How to Brew, by John Palmer

This is the book that inspired me to brew! I was reading a slashdot post about open source brewing, and this book was linked to as a source for learning to homebrew, largely because the book is available for free on John's website. I started reading and the next day ordered equipment and a couple of brewkits from Midwest Supplies. The first few chapters about how to brew your first kit gave me the confidence I needed to get on this train without another brewer to guide my hand.

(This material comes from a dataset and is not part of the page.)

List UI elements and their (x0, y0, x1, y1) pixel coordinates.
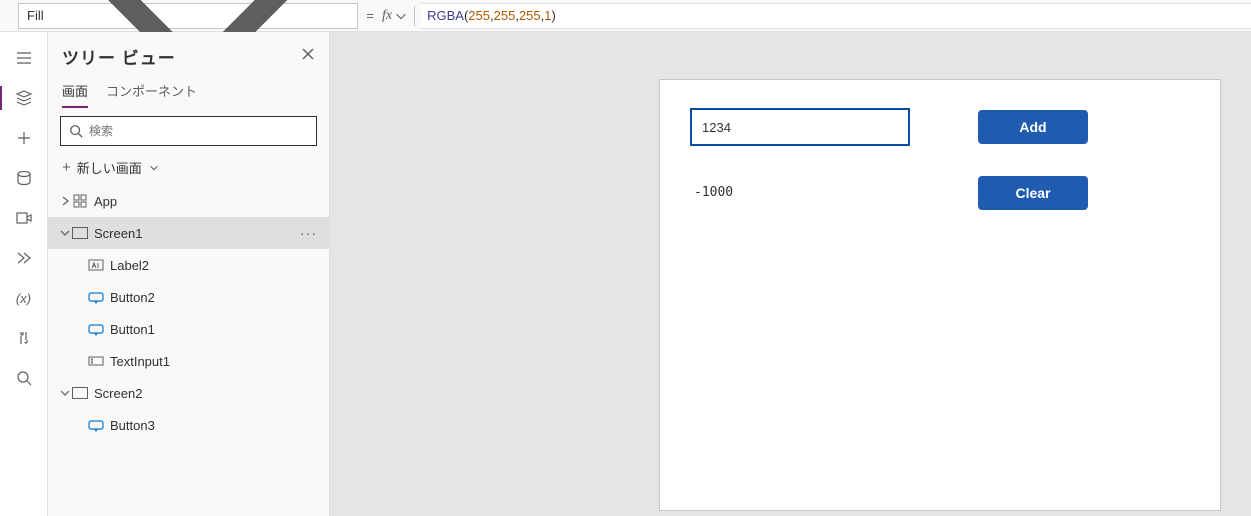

As someone who learns from watching others do, learning skills from a book does not come easily, but this book lays it out so simply that there is no way you can go wrong (except for not sanitizing - that will go wrong, horribly wrong). The big takeaway from this book is that beer is a very forgiving substance (as long as you sanitize and maintain your sanitary conditions (a lacto bacteria breakout is not fun!)) so if you let it cook a little less than 60 minutes or you leave it in your primary fermentor for 3 weeks instead of 2 it will all work out in the end. It might require a little more bottle-aging to get rid of that weird taste, but it will go away eventually, or if it won't, and you can use the beer for stew. You get the idea.

For those of you who want more depth this book has alot of technical detail about the brewing process, equipment, terminology, developing recipes, and troubleshooting. From your first extract brew to a full mash, this book has you covered. And it is so good that you will want to buy it to read offline.